Of all our feathered friends, the northern mockingbird has one of the greatest, most descriptive names ever: Mimus polyglottos. Rather than have some awkward Latinized name to memorialize the person who discovered it (see: Bachman's warbler, Vermivora bachmanii), the mockingbird's name pretty much sums up what the bird is all about: "Many-voiced mimic." Here's a sample:
Of course, the mockingbird is also famous as the central metaphor for Harper Lee's renowned 1960 book, To Kill A Mockingbird. Never out of print, taught in high schools all across the country for years, held up as a condemnation of racism (at least among white Americans) , the book is once again on the minds of many people after the release last week of Go Set A Watchman, and a lot of people are not happy.
First, a caveat: I have not read Go Set A Watchman. It's also at least 4 years since I last read Mockingbird (one thing I miss about my girls being out of high school is they're not bringing books home from English class that I want to read--or re-read; I have to find them on my own!). Specifically, people are not happy about the portrayal of Mockingbird's hero, Atticus Finch. In Mockingbird, he defends a black man wrongly accused of raping a white woman in a 1920s deep south town. Finch is revered among a large segment of (white) America: he is portrayed as brave, honest, tolerant, and, presumably, free of the racism that pervades his small town of Maycomb, Alabama.
Not so fast. Again, without having read Watchman, based solely on the reviews and criticisms and reactions that have been rolling in for the last week or so, it seems that Atticus has another side, one that was not revealed in Mockingbird, and this has sent shockwaves through the legions of Atticus admirers. Atticus, it turns out, is a racist who supports segregation. The result is a lot of hand-wringing and gnashing of teeth over how this could happen, how could Ms. Lee tear down this amazing hero in such a way? And again, I say, Not so fast.

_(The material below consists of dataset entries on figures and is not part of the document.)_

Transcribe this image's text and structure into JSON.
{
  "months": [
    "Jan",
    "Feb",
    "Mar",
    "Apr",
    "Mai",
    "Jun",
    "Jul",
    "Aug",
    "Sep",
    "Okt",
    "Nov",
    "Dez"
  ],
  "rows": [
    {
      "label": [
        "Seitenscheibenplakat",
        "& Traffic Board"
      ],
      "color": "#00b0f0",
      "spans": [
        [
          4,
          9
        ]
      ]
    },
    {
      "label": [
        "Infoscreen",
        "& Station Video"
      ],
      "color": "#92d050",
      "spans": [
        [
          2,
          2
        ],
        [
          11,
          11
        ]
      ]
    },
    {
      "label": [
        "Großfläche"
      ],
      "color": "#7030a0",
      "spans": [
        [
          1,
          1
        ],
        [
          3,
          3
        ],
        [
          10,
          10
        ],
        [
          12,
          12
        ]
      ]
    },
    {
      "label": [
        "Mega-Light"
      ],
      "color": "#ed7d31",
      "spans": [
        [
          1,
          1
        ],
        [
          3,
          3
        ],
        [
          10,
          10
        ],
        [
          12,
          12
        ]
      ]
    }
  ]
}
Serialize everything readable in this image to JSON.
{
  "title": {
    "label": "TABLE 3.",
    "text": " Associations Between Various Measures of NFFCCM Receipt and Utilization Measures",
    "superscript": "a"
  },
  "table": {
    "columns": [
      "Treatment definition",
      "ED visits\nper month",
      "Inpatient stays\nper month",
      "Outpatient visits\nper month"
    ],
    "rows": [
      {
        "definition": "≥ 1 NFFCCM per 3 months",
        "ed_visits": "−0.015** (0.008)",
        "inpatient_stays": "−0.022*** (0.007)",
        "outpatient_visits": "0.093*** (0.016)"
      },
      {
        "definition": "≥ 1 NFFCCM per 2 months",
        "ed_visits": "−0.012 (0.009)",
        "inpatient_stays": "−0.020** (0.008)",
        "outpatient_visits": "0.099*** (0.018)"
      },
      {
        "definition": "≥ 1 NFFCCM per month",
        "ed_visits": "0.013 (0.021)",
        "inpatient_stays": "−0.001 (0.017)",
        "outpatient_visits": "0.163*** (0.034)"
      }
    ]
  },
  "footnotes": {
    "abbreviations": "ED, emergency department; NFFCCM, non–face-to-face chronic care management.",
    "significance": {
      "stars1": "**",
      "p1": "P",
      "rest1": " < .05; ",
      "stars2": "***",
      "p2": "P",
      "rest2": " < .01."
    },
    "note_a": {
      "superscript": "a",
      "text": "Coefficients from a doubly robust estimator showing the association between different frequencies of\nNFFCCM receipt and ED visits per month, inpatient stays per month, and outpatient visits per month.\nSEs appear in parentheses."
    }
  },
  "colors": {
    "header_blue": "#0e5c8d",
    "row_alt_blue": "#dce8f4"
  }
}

Though Watchman is set some 20 years after the events of Mockigbird, though it was published some 50 years after Mockingbird, it is not a sequel. It looks like a sequel, yes, but it was not conceived of as a sequel by Ms. Lee. For those not familiar with the story, Go Set A Watchman was written by Lee first. She submitted it to her editors, who instead guided her through a re-write process that resulted in Mockingbird, a very different story with a very different approach. Those of you reading this who are writers know how much a story can change from one draft to another, even when you're not setting out to make huge changes. For non-writers who may be reading this, the short answer is: a lot. Lee changed a third person point of view in Watchman to first, and put herself squarely in the head of a 6-8 year old girl to tell the story, instead of a 20-something looking back. Changes of this nature are going to lead to all kinds of changes throughout the manuscript, whether intended or not. It's a literary version of the butterfly effect. Atticus in Watchman is not the same Atticus from Mockingbird. Same name, yes, same house, same law practice, but not the same man. He's more like "Alternate Universe Atticus," and his presence should not stop you from enjoying what we might think of as "the original Atticus Finch."